June 13, 2014 – Although police may have “broken the threshold” of a Racine apartment while following leads without a warrant, Cordarol Kirby is still on the hook for the sawed-off shotgun police found in a backpack inside the apartment.
In State v. Kirby, 2013AP896-CR (June 11, 2014), a three-judge panel for the District II Court of Appeals upheld a decision to deny Kirby’s motion to suppress the evidence, concluding the police search met the exception for “exigent circumstances.”
“We have discussed the centerpiece of Kirby’s argument – that the officer stepped over the threshold without a warrant – and rejected it on exigent circumstances grounds,” wrote Richard Brown, chief judge for the Wisconsin Court of Appeals.
Kirby had argued that officers could not enter the apartment without a warrant absent exigent circumstances – such as the belief that someone was in danger or the suspect could escape – and those circumstances were not present when they entered.
After police had entered the apartment, they received a new tip that one of the men could be carrying a black backpack, and the backpack contained a sawed-off shotgun. It was at that point that police, outnumbered five to two, thought danger was afoot.
But the appeals court rejected the argument that exigent circumstances must be present at the outset: “[I]t is an important point to make that, while exigent circumstances may justify entry, the fact that entry has already been made does not necessarily invalidate reliance on the exigent circumstances doctrine,” Brown wrote.
Police Follow Leads
A group of juveniles gathered in an apartment in Racine after involvement in a fight nearby. One of them, Kirby, was wearing a Chicago Bulls cap.
Meanwhile, the officer who responded to the fight received a tip that the main aggressor wore a Chicago Bulls cap, and threatened to return to the scene with a gun.
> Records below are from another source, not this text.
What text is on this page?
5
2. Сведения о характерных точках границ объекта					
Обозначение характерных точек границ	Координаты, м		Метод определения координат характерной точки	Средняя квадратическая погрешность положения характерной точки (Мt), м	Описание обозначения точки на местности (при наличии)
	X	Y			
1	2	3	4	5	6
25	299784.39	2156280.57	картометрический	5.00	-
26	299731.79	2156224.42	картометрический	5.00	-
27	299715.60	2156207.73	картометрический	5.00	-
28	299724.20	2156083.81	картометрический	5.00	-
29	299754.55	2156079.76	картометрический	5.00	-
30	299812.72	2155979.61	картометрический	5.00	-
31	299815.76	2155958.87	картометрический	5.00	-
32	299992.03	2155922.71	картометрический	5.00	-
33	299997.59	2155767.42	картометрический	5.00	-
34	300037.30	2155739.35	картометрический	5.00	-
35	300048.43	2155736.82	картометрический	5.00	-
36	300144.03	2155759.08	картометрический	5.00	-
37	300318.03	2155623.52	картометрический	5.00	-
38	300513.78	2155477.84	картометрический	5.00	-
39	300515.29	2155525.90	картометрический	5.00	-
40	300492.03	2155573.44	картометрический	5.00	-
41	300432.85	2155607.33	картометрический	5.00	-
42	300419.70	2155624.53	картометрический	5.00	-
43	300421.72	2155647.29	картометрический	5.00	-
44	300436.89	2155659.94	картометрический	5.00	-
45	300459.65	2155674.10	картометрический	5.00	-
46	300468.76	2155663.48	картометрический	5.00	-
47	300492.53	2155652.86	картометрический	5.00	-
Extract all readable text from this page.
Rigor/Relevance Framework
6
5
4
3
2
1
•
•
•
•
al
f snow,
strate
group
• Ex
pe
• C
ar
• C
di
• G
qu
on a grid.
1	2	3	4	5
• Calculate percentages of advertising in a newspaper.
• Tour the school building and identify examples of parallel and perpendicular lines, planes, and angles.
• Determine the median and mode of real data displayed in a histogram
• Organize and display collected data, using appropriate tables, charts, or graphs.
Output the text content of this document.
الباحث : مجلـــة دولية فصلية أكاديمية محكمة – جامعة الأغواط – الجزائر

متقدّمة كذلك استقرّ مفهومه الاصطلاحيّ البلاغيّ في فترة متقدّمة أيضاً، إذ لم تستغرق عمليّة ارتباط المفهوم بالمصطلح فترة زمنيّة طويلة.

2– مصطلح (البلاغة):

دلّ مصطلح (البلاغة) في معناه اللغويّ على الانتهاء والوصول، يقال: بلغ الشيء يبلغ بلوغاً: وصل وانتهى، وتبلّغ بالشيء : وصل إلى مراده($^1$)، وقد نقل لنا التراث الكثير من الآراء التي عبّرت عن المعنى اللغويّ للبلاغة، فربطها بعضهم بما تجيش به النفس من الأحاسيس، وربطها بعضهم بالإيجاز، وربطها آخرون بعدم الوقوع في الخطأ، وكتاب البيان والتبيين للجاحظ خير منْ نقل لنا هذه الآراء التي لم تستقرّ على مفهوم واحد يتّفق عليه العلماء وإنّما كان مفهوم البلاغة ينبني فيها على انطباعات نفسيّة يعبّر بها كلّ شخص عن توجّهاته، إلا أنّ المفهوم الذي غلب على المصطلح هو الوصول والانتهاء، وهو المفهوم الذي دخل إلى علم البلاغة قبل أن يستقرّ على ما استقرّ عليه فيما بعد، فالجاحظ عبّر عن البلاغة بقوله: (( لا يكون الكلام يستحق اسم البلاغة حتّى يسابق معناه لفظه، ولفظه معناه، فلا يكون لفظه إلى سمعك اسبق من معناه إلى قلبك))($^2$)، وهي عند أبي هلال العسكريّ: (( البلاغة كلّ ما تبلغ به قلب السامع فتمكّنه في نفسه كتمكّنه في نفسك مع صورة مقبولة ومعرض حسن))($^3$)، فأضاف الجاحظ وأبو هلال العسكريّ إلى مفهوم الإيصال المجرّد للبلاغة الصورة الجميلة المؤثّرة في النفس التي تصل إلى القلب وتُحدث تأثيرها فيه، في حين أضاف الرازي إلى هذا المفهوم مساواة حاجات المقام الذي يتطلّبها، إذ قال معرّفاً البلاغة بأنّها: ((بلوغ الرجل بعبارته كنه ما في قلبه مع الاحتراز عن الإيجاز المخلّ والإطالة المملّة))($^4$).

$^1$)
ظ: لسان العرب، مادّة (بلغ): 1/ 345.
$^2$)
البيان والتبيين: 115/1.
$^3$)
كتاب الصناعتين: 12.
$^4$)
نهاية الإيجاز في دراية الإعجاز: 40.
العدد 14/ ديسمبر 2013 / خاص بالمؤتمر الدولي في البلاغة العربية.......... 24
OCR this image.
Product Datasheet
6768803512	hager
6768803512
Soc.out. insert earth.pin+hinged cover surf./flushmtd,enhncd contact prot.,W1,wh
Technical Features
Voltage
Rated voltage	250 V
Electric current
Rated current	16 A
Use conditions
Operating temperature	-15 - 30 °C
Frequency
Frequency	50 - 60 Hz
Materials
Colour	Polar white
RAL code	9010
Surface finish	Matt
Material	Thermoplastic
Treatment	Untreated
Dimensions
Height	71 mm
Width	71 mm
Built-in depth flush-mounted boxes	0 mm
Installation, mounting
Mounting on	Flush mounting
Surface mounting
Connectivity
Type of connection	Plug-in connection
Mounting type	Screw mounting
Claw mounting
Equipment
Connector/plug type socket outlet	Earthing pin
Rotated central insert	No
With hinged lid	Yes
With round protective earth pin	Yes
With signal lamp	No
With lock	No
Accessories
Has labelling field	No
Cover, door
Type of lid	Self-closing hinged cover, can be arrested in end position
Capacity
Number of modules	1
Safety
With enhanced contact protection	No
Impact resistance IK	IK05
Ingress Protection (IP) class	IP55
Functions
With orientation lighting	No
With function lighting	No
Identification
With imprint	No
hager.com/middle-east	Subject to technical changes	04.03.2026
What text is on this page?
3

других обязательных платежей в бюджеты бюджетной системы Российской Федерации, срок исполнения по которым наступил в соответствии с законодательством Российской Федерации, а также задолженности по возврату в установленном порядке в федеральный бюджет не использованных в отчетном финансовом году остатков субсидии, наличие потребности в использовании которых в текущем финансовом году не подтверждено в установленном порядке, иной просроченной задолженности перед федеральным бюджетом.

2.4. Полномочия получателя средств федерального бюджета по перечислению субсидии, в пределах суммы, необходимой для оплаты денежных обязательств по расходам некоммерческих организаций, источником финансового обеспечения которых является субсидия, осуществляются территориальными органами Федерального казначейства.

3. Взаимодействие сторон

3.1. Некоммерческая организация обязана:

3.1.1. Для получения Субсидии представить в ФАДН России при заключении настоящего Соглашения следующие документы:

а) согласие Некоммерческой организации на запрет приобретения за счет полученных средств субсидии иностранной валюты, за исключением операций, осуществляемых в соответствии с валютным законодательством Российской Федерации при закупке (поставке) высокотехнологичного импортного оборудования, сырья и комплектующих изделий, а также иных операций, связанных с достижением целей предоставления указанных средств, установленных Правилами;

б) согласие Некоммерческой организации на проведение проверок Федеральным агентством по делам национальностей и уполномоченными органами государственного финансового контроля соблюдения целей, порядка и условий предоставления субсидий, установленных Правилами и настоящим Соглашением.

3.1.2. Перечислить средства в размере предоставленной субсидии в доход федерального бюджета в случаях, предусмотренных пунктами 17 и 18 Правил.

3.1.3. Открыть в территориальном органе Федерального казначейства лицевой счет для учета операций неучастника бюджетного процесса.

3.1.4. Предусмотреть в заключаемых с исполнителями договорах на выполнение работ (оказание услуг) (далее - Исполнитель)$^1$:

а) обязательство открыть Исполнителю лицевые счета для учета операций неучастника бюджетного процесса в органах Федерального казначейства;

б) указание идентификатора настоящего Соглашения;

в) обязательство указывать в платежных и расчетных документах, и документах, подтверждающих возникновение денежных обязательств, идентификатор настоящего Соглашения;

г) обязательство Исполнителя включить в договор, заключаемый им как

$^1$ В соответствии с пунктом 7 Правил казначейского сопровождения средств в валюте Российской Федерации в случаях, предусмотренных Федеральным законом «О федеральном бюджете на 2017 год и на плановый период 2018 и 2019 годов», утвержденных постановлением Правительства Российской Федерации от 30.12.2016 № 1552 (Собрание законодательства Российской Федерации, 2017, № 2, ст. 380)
Then the officer they received a tip from a landlord who said he thought some juveniles involved in a fight had congregated at his apartment complex. Two officers went there. A female tenant let them inside the complex, where they found a man in the hallway.
They asked him some questions and moved toward an apartment where the door was wide open. Five men were inside, one wearing the Chicago Bulls cap described by the investigator. One officer began questioning the Bulls fan in the hallway.
The other officer stood in the doorway of the apartment questioning the others. At some point, the officer “broke the threshold of the apartment” by stepping inside the apartment. Nothing seemed amiss until the officer received another tip by phone.
An investigator called and said an informant gave information that if there was a black backpack present, it probably had a sawed-off shotgun inside of it. The officer was standing a few steps inside the apartment and moved slightly to canvas the scene.
From that vantage point, the officer saw a black backpack on the couch in the family room. At that point, the officer testified to feeling vulnerable, noting that five young men were present and only two officers, and there could be a loaded shotgun nearby.
The officers placed all of them in handcuffs. One officer picked up the back pack and asked who owned it. All of them denied ownership. No one objected when the officer said she was going to open it. Inside, the officer found the sawed-off shotgun.
After back-up was called, the officer searched the backpack more thoroughly and found a medical card bearing Kirby’s name. A witness also said it was Kirby’s backpack.
The state charged Kirby for possessing the sawed-off shotgun and carrying a concealed weapon. Ultimately, after the circuit court denied his motion to suppress evidence, he was convicted. Kirby appealed on the ground that police conducted an illegal search.
Search was Legal
Although Kirby did not live there, he said he had a reasonable expectation of privacy in the apartment as a guest who often stayed there. The appeals court assumed without deciding that Kirby had a reasonable expectation of privacy, ruling on other grounds.
Regardless of whether the officer was inside the apartment when she received information about the backpack, the appeals court explained, the result is the same.
“[T]his new information would have created the same exigent circumstances justifying entry into the apartment to see if there was a black backpack near these men like the one described,” Judge Brown explained. The threshold issue was irrelevant, he said.
In addition, the appeals court rejected Kirby’s claim that police illegally opened the backpack. The court noted that Kirby and the others disavowed ownership of the backpack, thereby releasing any expectation of privacy in the backpack’s contents.
Even assuming an expectation of privacy existed, the police were also justified in searching the backpack based on the exigent circumstances doctrine.
“Once she visually confirmed that there was a backpack matching the description of the one that the informant said contained loaded weapons, sitting right next to the men, the officer was justified in checking the backpack,” Justice Brown concluded.